Enzo Fernández encontró alivio con su traspaso al Manchester City por 145 millones de euros, aunque el movimiento se concretó en los últimos instantes del mercado. El argentino llevaba semanas presionando para salir del Chelsea y, según The Telegraph, llegó a presentar dos solicitudes formales de transferencia durante el verano. En una de ellas, incluso habría asegurado que ya no mantenía relación con ninguno de sus compañeros de Stamford Bridge.
El distanciamiento con el vestuario quedó reflejado en varios episodios. Ningún jugador del Chelsea le dedicó un mensaje de despedida en redes sociales y, durante una sesión de entrenamiento publicada en verano, apareció apartado del resto y sin sonreír. Además, sus declaraciones públicas sobre su deseo de marcharse, después de la eliminación ante el PSG en la Champions League, deterioraron todavía más la relación con el club. Incluso fue sancionado con dos partidos tras afirmar que algún día quería vivir en Madrid y, pocos días después, viajó a la capital española.

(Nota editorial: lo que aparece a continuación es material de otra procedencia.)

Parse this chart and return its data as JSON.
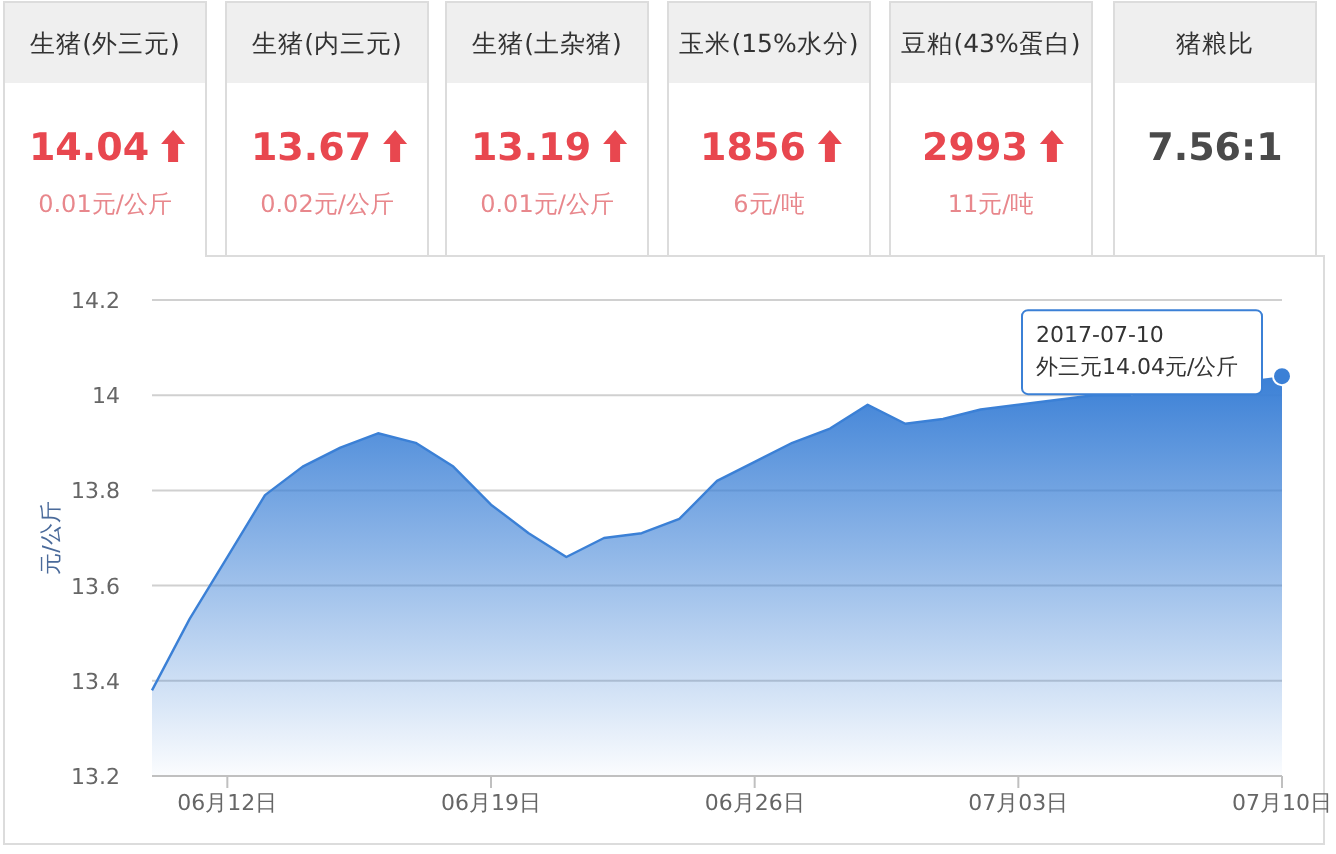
{
  "chart_data": [
    {
      "type": "other",
      "categories": [
        "生猪(外三元)",
        "生猪(内三元)",
        "生猪(土杂猪)",
        "玉米(15%水分)",
        "豆粕(43%蛋白)",
        "猪粮比"
      ],
      "value_labels": [
        "14.04",
        "13.67",
        "13.19",
        "1856",
        "2993",
        "7.56:1"
      ],
      "annotations": [
        "0.01元/公斤",
        "0.02元/公斤",
        "0.01元/公斤",
        "6元/吨",
        "11元/吨"
      ]
    },
    {
      "type": "area",
      "x": [
        "2017-06-10",
        "2017-06-11",
        "2017-06-12",
        "2017-06-13",
        "2017-06-14",
        "2017-06-15",
        "2017-06-16",
        "2017-06-17",
        "2017-06-18",
        "2017-06-19",
        "2017-06-20",
        "2017-06-21",
        "2017-06-22",
        "2017-06-23",
        "2017-06-24",
        "2017-06-25",
        "2017-06-26",
        "2017-06-27",
        "2017-06-28",
        "2017-06-29",
        "2017-06-30",
        "2017-07-01",
        "2017-07-02",
        "2017-07-03",
        "2017-07-04",
        "2017-07-05",
        "2017-07-06",
        "2017-07-07",
        "2017-07-08",
        "2017-07-09",
        "2017-07-10"
      ],
      "values": [
        13.38,
        13.53,
        13.66,
        13.79,
        13.85,
        13.89,
        13.92,
        13.9,
        13.85,
        13.77,
        13.71,
        13.66,
        13.7,
        13.71,
        13.74,
        13.82,
        13.86,
        13.9,
        13.93,
        13.98,
        13.94,
        13.95,
        13.97,
        13.98,
        13.99,
        14.0,
        14.0,
        null,
        null,
        null,
        14.04
      ],
      "color": "#3b80d6",
      "ylabel": "元/公斤",
      "xlim": [
        "2017-06-10",
        "2017-07-10"
      ],
      "ylim": [
        13.2,
        14.2
      ],
      "yticks": [
        13.2,
        13.4,
        13.6,
        13.8,
        14,
        14.2
      ],
      "xticks": [
        {
          "value": "2017-06-12",
          "label": "06月12日"
        },
        {
          "value": "2017-06-19",
          "label": "06月19日"
        },
        {
          "value": "2017-06-26",
          "label": "06月26日"
        },
        {
          "value": "2017-07-03",
          "label": "07月03日"
        },
        {
          "value": "2017-07-10",
          "label": "07月10日"
        }
      ],
      "grid": "y",
      "annotations": [
        {
          "text": "2017-07-10\n外三元14.04元/公斤",
          "x": "2017-07-10",
          "y": 14.04
        }
      ]
    }
  ]
}
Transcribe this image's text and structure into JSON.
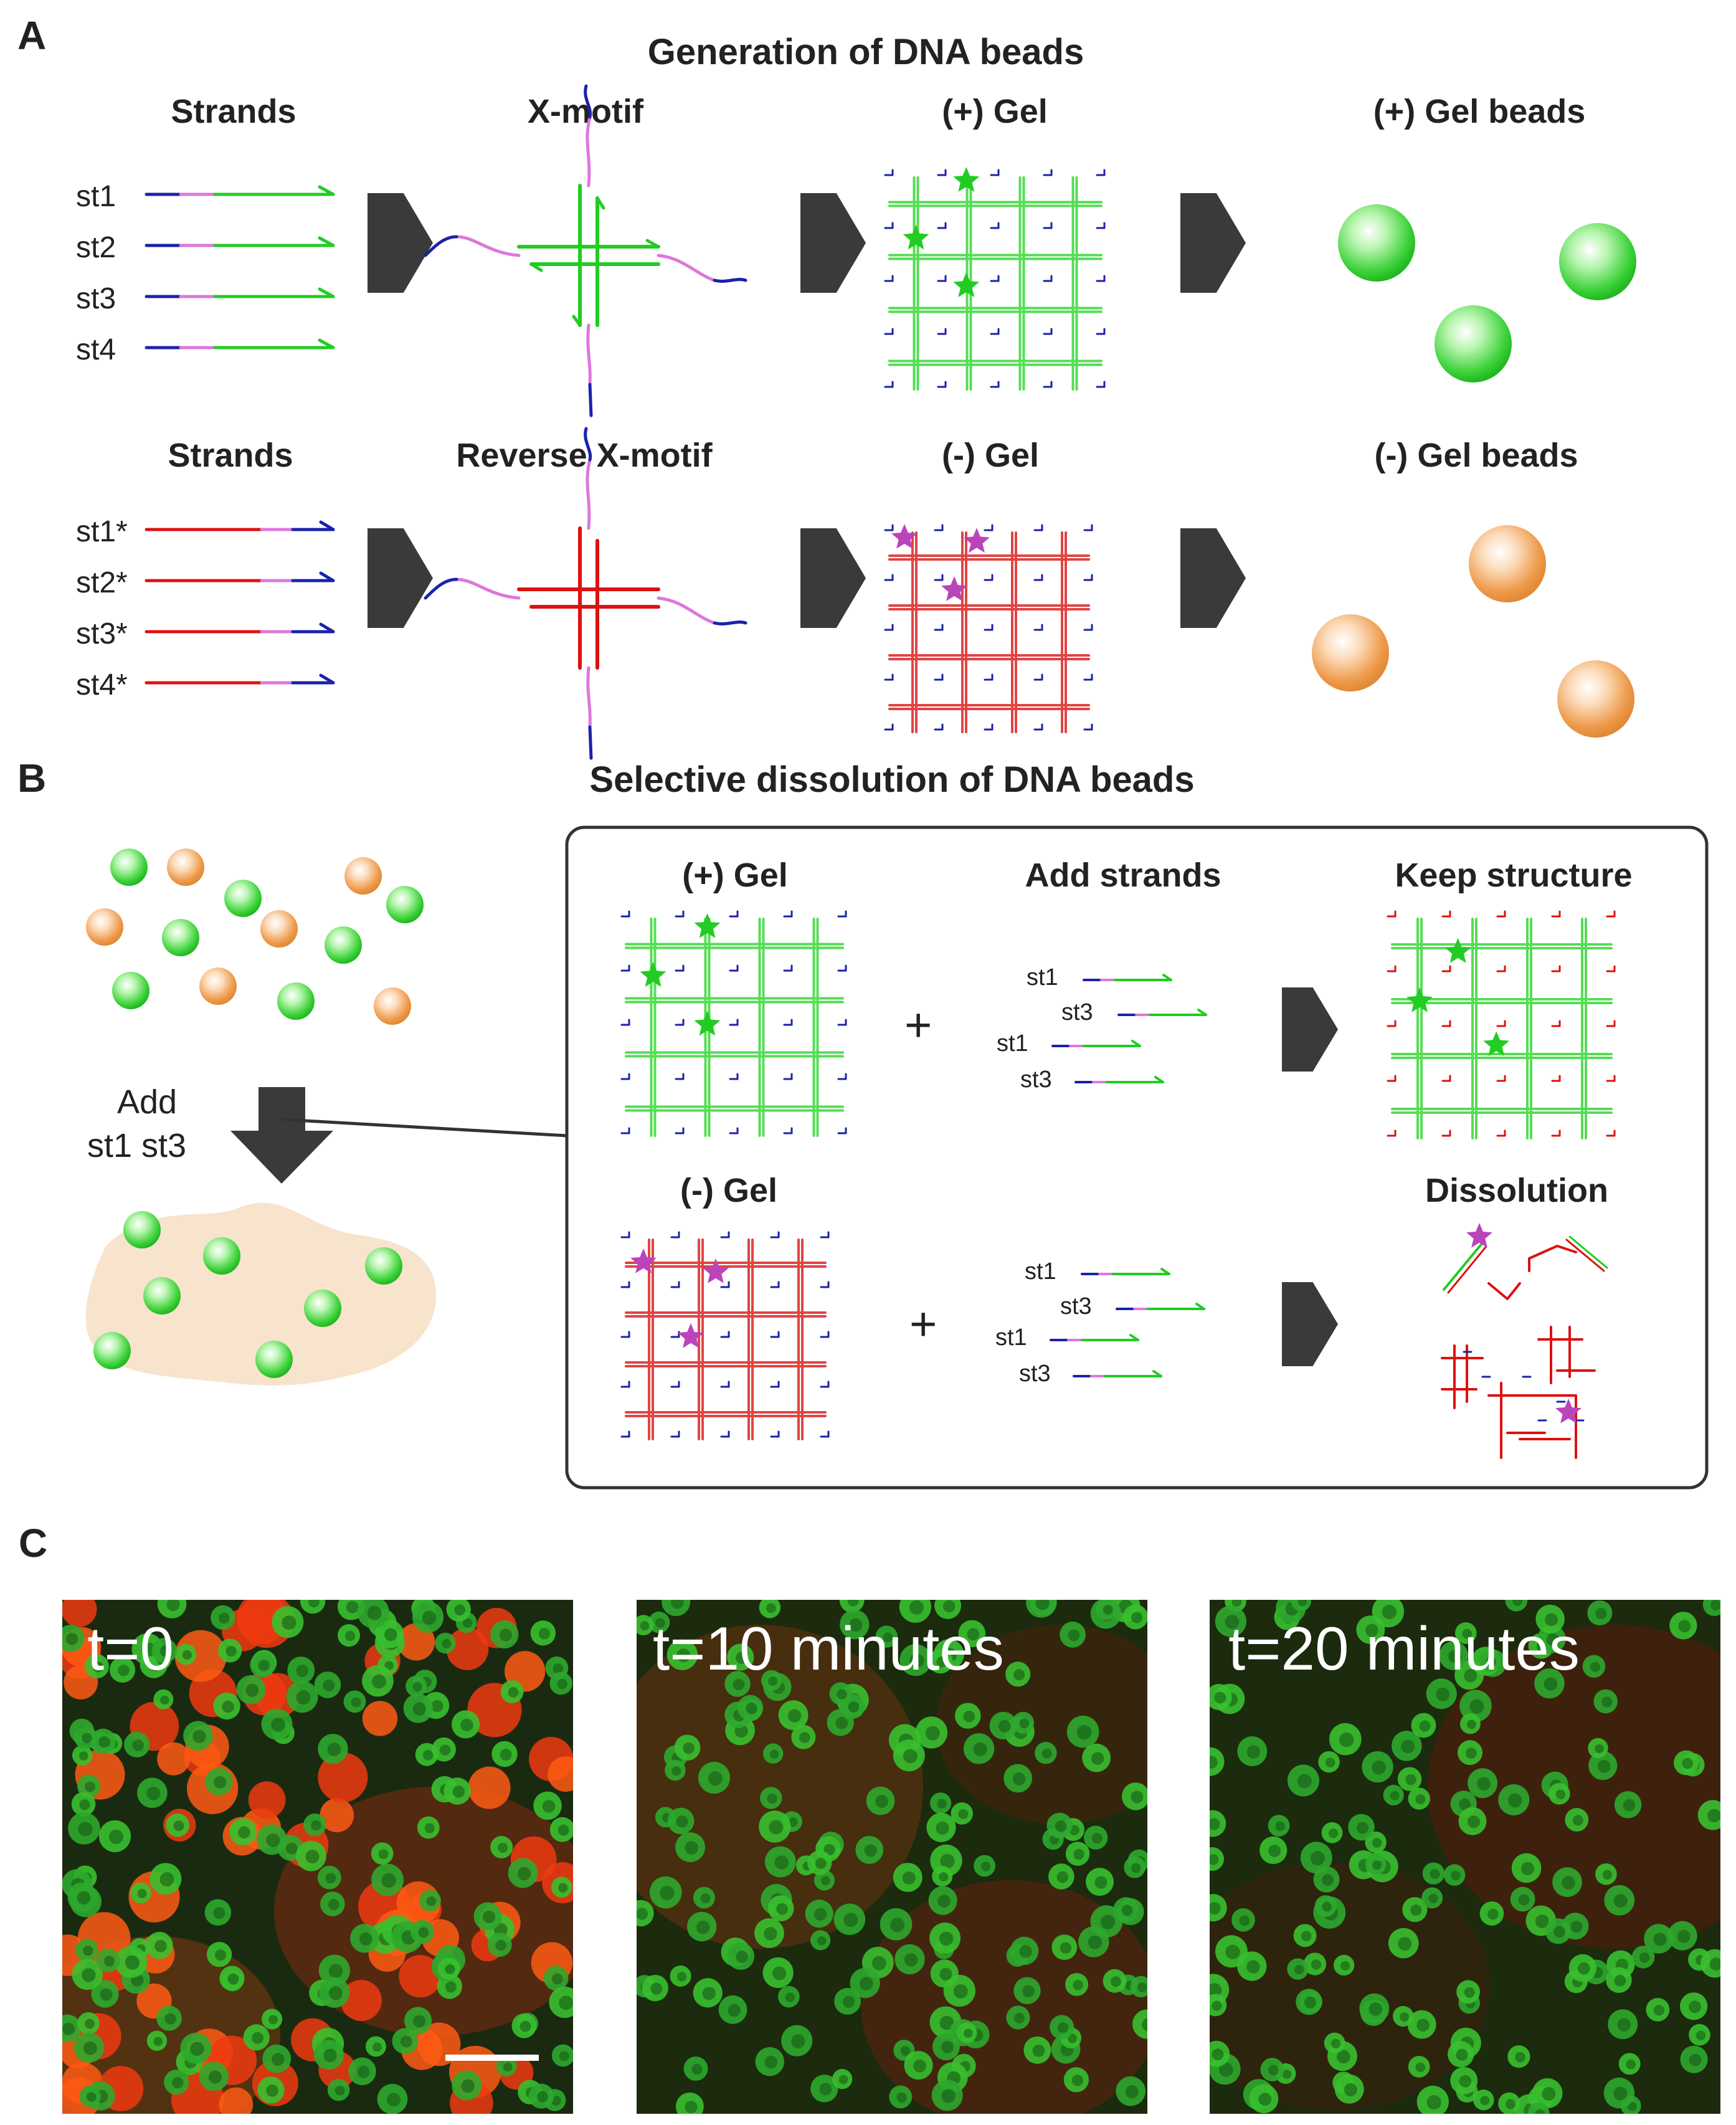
{
  "panel_a": {
    "label": "A",
    "title": "Generation of DNA beads",
    "row1": {
      "strands_title": "Strands",
      "strands": [
        "st1",
        "st2",
        "st3",
        "st4"
      ],
      "motif_title": "X-motif",
      "gel_title": "(+) Gel",
      "beads_title": "(+) Gel beads"
    },
    "row2": {
      "strands_title": "Strands",
      "strands": [
        "st1*",
        "st2*",
        "st3*",
        "st4*"
      ],
      "motif_title": "Reverse X-motif",
      "gel_title": "(-) Gel",
      "beads_title": "(-) Gel beads"
    }
  },
  "panel_b": {
    "label": "B",
    "title": "Selective dissolution of DNA beads",
    "add_line1": "Add",
    "add_line2": "st1  st3",
    "plus_gel_title": "(+) Gel",
    "add_strands_title": "Add strands",
    "keep_title": "Keep structure",
    "minus_gel_title": "(-) Gel",
    "dissolution_title": "Dissolution",
    "plus": "+",
    "added_strands": [
      "st1",
      "st3",
      "st1",
      "st3"
    ]
  },
  "panel_c": {
    "label": "C",
    "timepoints": [
      "t=0",
      "t=10 minutes",
      "t=20 minutes"
    ]
  },
  "colors": {
    "green": "#22cc22",
    "red": "#dd1111",
    "blue": "#1a22aa",
    "pink": "#dd77dd",
    "arrow": "#3a3a3a",
    "orange_bead": "#f0a050",
    "star_magenta": "#bb44bb"
  }
}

Con el paso de los meses, Fernández fue perdiendo apoyos dentro del Chelsea, aunque el club siguió protegiéndolo pese a sus diferentes polémicas desde su llegada procedente del Benfica en 2023. Finalmente, la entidad londinense aceptó su salida, pero solo después de conseguir una cifra récord de 145 millones de euros, la mayor pagada por un jugador en la historia de la Premier League. De esta manera, el Chelsea obtuvo una importante compensación económica y Fernández logró finalmente el cambio de aires que llevaba meses buscando.